A boy sleeps, and he dreams: He dreams of fear and he dreams of hell and he dreams of where he lives now and will forever more, and he dreams of the faces of his family burning in these long nights of his days, and he dreams, too, of past worlds, the faces of men; the faces of the sons of men, covered in furs and skins and painted in the death of others their hollowed eyes of broken glory coming hard on wild mounts from hell, these devil hooves pounding the earth in the name of all those that have come before them.
He wakes and he screams, and his father tells him, it’ll be okay, and the boy backs away like some crab-like cave creature, his hands and feet scrambling amongst the scattered dreams of past plagues until backed against a weeping wall of fear and desolation. He looks away, the blue of a dead screen flickering, and he closes his eyes, and he says to himself, don’t dream.
Next to him, in the dark of that same night, his younger sister, fearful in these times and lost to it, knows she too will dream, the warmth of the room, her father there and holding her hand, helping, and yet her tears still fall, tears she won’t feel in her never-ending dreams of an echoing silence lost to the unforgiving vastness of a darkness everywhere. She wakes, a noise in the night, and she looks to the window and her reflection there – falling.

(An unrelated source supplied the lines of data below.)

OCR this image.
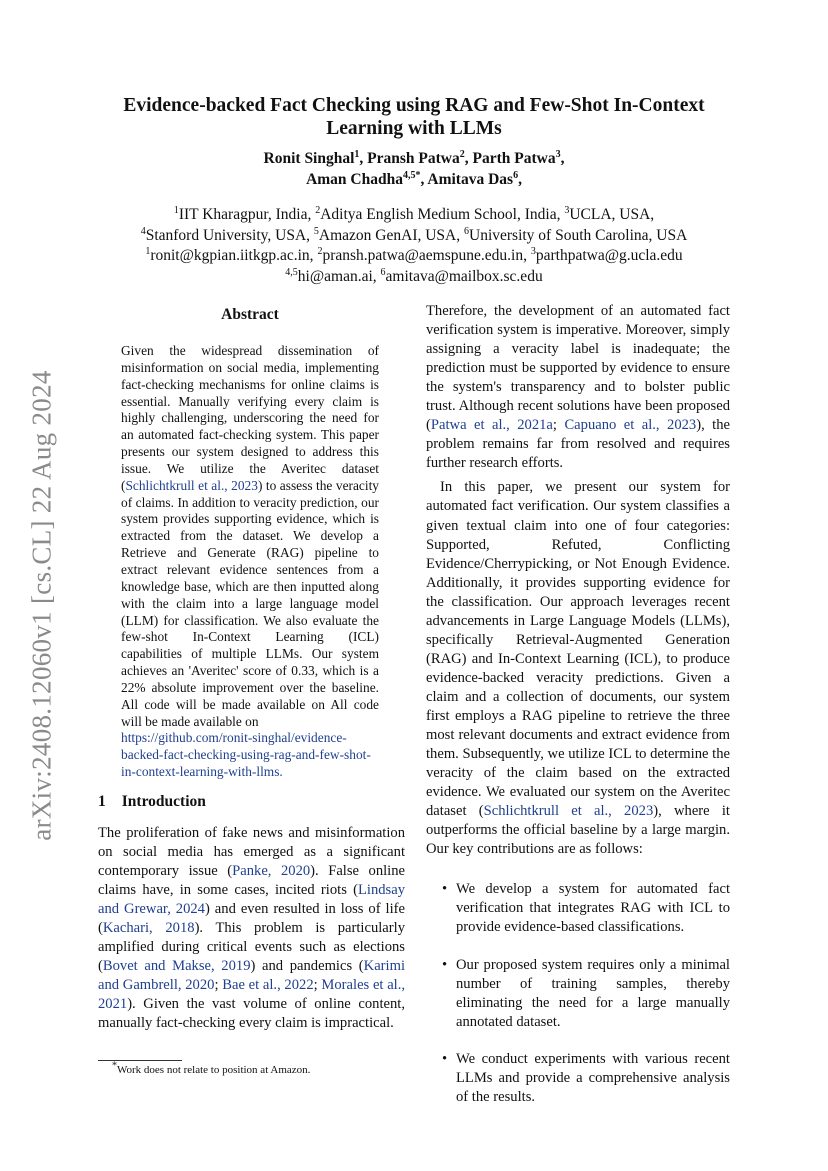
arXiv:2408.12060v1 [cs.CL] 22 Aug 2024
Evidence-backed Fact Checking using RAG and Few-Shot In-Context Learning with LLMs
Ronit Singhal$^1$, Pransh Patwa$^2$, Parth Patwa$^3$,
Aman Chadha$^{4,5*}$, Amitava Das$^6$,
$^1$IIT Kharagpur, India, $^2$Aditya English Medium School, India, $^3$UCLA, USA,
$^4$Stanford University, USA, $^5$Amazon GenAI, USA, $^6$University of South Carolina, USA
$^1$ronit@kgpian.iitkgp.ac.in, $^2$pransh.patwa@aemspune.edu.in, $^3$parthpatwa@g.ucla.edu
$^{4,5}$hi@aman.ai, $^6$amitava@mailbox.sc.edu
Abstract
Given the widespread dissemination of misinformation on social media, implementing fact-checking mechanisms for online claims is essential. Manually verifying every claim is highly challenging, underscoring the need for an automated fact-checking system. This paper presents our system designed to address this issue. We utilize the Averitec dataset (Schlichtkrull et al., 2023) to assess the veracity of claims. In addition to veracity prediction, our system provides supporting evidence, which is extracted from the dataset. We develop a Retrieve and Generate (RAG) pipeline to extract relevant evidence sentences from a knowledge base, which are then inputted along with the claim into a large language model (LLM) for classification. We also evaluate the few-shot In-Context Learning (ICL) capabilities of multiple LLMs. Our system achieves an 'Averitec' score of 0.33, which is a 22% absolute improvement over the baseline. All code will be made available on All code will be made available on
https://github.com/ronit-singhal/evidence-backed-fact-checking-using-rag-and-few-shot-in-context-learning-with-llms.
1 Introduction
The proliferation of fake news and misinformation on social media has emerged as a significant contemporary issue (Panke, 2020). False online claims have, in some cases, incited riots (Lindsay and Grewar, 2024) and even resulted in loss of life (Kachari, 2018). This problem is particularly amplified during critical events such as elections (Bovet and Makse, 2019) and pandemics (Karimi and Gambrell, 2020; Bae et al., 2022; Morales et al., 2021). Given the vast volume of online content, manually fact-checking every claim is impractical.
*Work does not relate to position at Amazon.

Therefore, the development of an automated fact verification system is imperative. Moreover, simply assigning a veracity label is inadequate; the prediction must be supported by evidence to ensure the system's transparency and to bolster public trust. Although recent solutions have been proposed (Patwa et al., 2021a; Capuano et al., 2023), the problem remains far from resolved and requires further research efforts.

In this paper, we present our system for automated fact verification. Our system classifies a given textual claim into one of four categories: Supported, Refuted, Conflicting Evidence/Cherrypicking, or Not Enough Evidence. Additionally, it provides supporting evidence for the classification. Our approach leverages recent advancements in Large Language Models (LLMs), specifically Retrieval-Augmented Generation (RAG) and In-Context Learning (ICL), to produce evidence-backed veracity predictions. Given a claim and a collection of documents, our system first employs a RAG pipeline to retrieve the three most relevant documents and extract evidence from them. Subsequently, we utilize ICL to determine the veracity of the claim based on the extracted evidence. We evaluated our system on the Averitec dataset (Schlichtkrull et al., 2023), where it outperforms the official baseline by a large margin. Our key contributions are as follows:

• We develop a system for automated fact verification that integrates RAG with ICL to provide evidence-based classifications.
• Our proposed system requires only a minimal number of training samples, thereby eliminating the need for a large manually annotated dataset.
• We conduct experiments with various recent LLMs and provide a comprehensive analysis of the results.
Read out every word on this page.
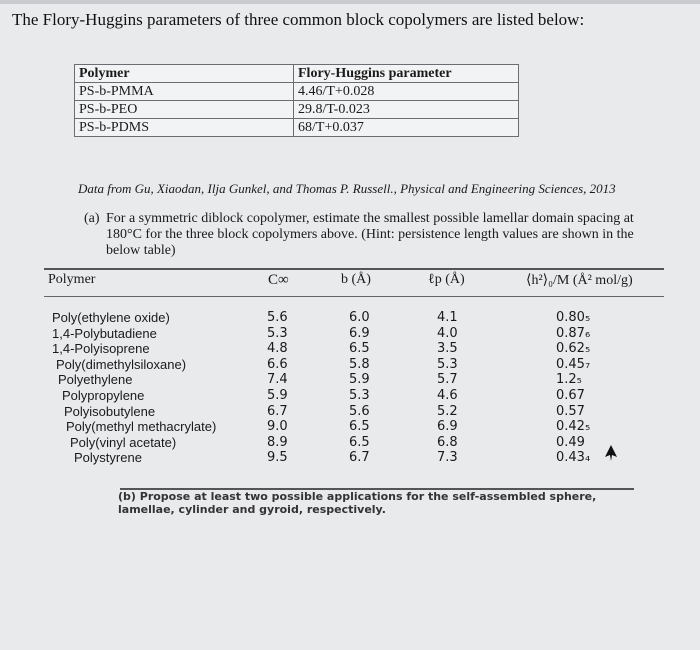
The Flory-Huggins parameters of three common block copolymers are listed below:
Polymer	Flory-Huggins parameter
PS-b-PMMA	4.46/T+0.028
PS-b-PEO	29.8/T-0.023
PS-b-PDMS	68/T+0.037
Data from Gu, Xiaodan, Ilja Gunkel, and Thomas P. Russell., Physical and Engineering Sciences, 2013
(a) For a symmetric diblock copolymer, estimate the smallest possible lamellar domain spacing at 180°C for the three block copolymers above. (Hint: persistence length values are shown in the below table)
Polymer	C∞	b (Å)	ℓp (Å)	⟨h²⟩₀/M (Å² mol/g)
Poly(ethylene oxide)	5.6	6.0	4.1	0.80₅
1,4-Polybutadiene	5.3	6.9	4.0	0.87₆
1,4-Polyisoprene	4.8	6.5	3.5	0.62₅
Poly(dimethylsiloxane)	6.6	5.8	5.3	0.45₇
Polyethylene	7.4	5.9	5.7	1.2₅
Polypropylene	5.9	5.3	4.6	0.67
Polyisobutylene	6.7	5.6	5.2	0.57
Poly(methyl methacrylate)	9.0	6.5	6.9	0.42₅
Poly(vinyl acetate)	8.9	6.5	6.8	0.49
Polystyrene	9.5	6.7	7.3	0.43₄
(b) Propose at least two possible applications for the self-assembled sphere, lamellae, cylinder and gyroid, respectively.
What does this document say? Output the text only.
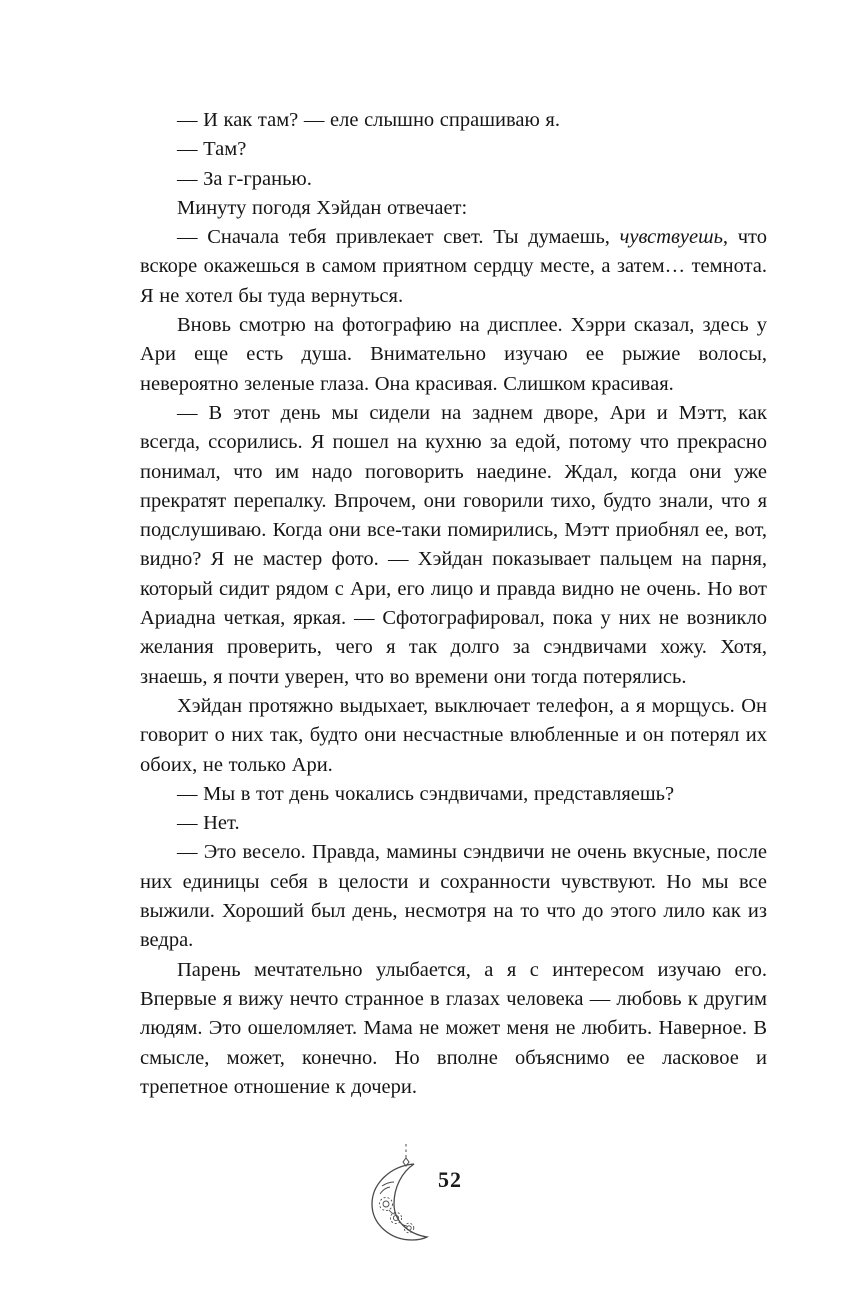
— И как там? — еле слышно спрашиваю я.

— Там?

— За г-гранью.

Минуту погодя Хэйдан отвечает:

— Сначала тебя привлекает свет. Ты думаешь, чувствуешь, что вскоре окажешься в самом приятном сердцу месте, а затем… темнота. Я не хотел бы туда вернуться.

Вновь смотрю на фотографию на дисплее. Хэрри сказал, здесь у Ари еще есть душа. Внимательно изучаю ее рыжие волосы, невероятно зеленые глаза. Она красивая. Слишком красивая.

— В этот день мы сидели на заднем дворе, Ари и Мэтт, как всегда, ссорились. Я пошел на кухню за едой, потому что прекрасно понимал, что им надо поговорить наедине. Ждал, когда они уже прекратят перепалку. Впрочем, они говорили тихо, будто знали, что я подслушиваю. Когда они все-таки помирились, Мэтт приобнял ее, вот, видно? Я не мастер фото. — Хэйдан показывает пальцем на парня, который сидит рядом с Ари, его лицо и правда видно не очень. Но вот Ариадна четкая, яркая. — Сфотографировал, пока у них не возникло желания проверить, чего я так долго за сэндвичами хожу. Хотя, знаешь, я почти уверен, что во времени они тогда потерялись.

Хэйдан протяжно выдыхает, выключает телефон, а я морщусь. Он говорит о них так, будто они несчастные влюбленные и он потерял их обоих, не только Ари.

— Мы в тот день чокались сэндвичами, представляешь?

— Нет.

— Это весело. Правда, мамины сэндвичи не очень вкусные, после них единицы себя в целости и сохранности чувствуют. Но мы все выжили. Хороший был день, несмотря на то что до этого лило как из ведра.

Парень мечтательно улыбается, а я с интересом изучаю его. Впервые я вижу нечто странное в глазах человека — любовь к другим людям. Это ошеломляет. Мама не может меня не любить. Наверное. В смысле, может, конечно. Но вполне объяснимо ее ласковое и трепетное отношение к дочери.

52
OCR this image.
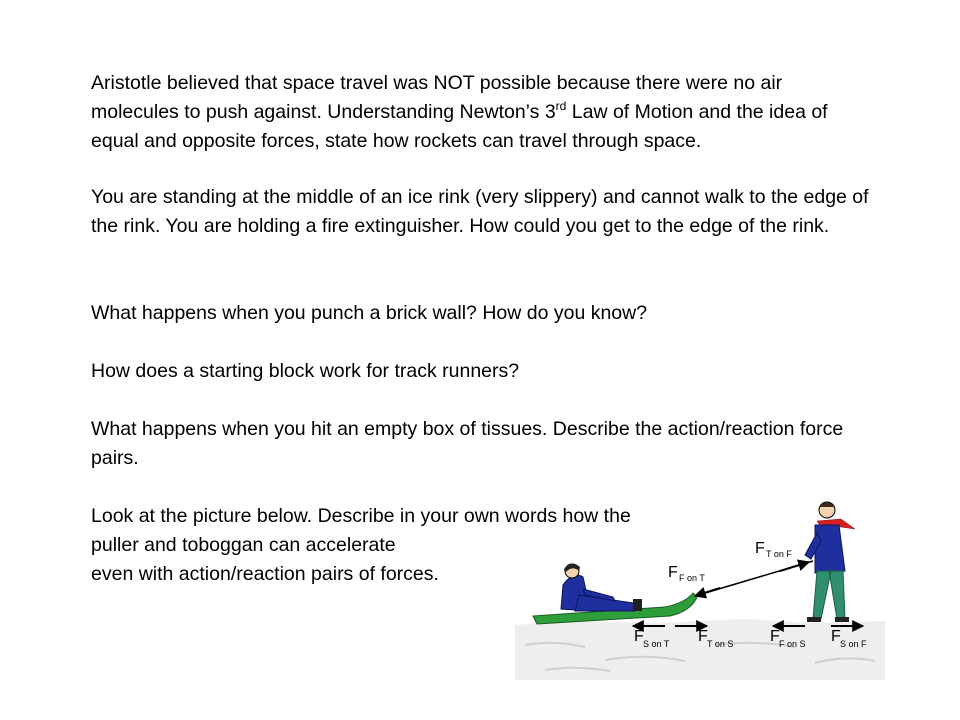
Aristotle believed that space travel was NOT possible because there were no air molecules to push against. Understanding Newton’s 3rd Law of Motion and the idea of equal and opposite forces, state how rockets can travel through space.

You are standing at the middle of an ice rink (very slippery) and cannot walk to the edge of the rink. You are holding a fire extinguisher. How could you get to the edge of the rink.

What happens when you punch a brick wall? How do you know?

How does a starting block work for track runners?

What happens when you hit an empty box of tissues. Describe the action/reaction force pairs.

Look at the picture below. Describe in your own words how the
puller and toboggan can accelerate
even with action/reaction pairs of forces.

F T on F
F F on T
F S on T F T on S F F on S F S on F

Her father's hand to her forehead, and he says, there there now, now now, and he feels the rattling of her fear chewing bones and soft tissue coming to him and settling heavy upon him. He leans forward and he whispers, it’ll be okay, and she squeezes his hand and she closes her eyes and she waits to flee, once again, a little girl on the back of duskywings.
And now the father, sitting upright next to his children, sleeps, and he too dreams, these dreams of which are always dreams of long, dark, empty streets. Stopping, his heart pounding and resounding in his head, he watches thin pools of water gathered upon the road beginning to ripple. He looks behind him, an immeasurable distance back to the birth place of darkness itself. He turns to run and a two-headed dog with massive jaws that foam and drip sink both sets of jaws deep into his face. He falls to the cobblestone surface of the road, his faceless head lulling forward, the dog’s jaws taking it, fighting to enter his red dark hole. They hollow him out. They rip and consume the skin from his bones and they eat the bones so all that remains of him is a skull dripping in blood from a scalp that is nothing more than a few splotches of dark hair.
The man wakes covered in sweat, and sitting up in the darkness of a COVID night, he whispers to himself, it’ll be okay.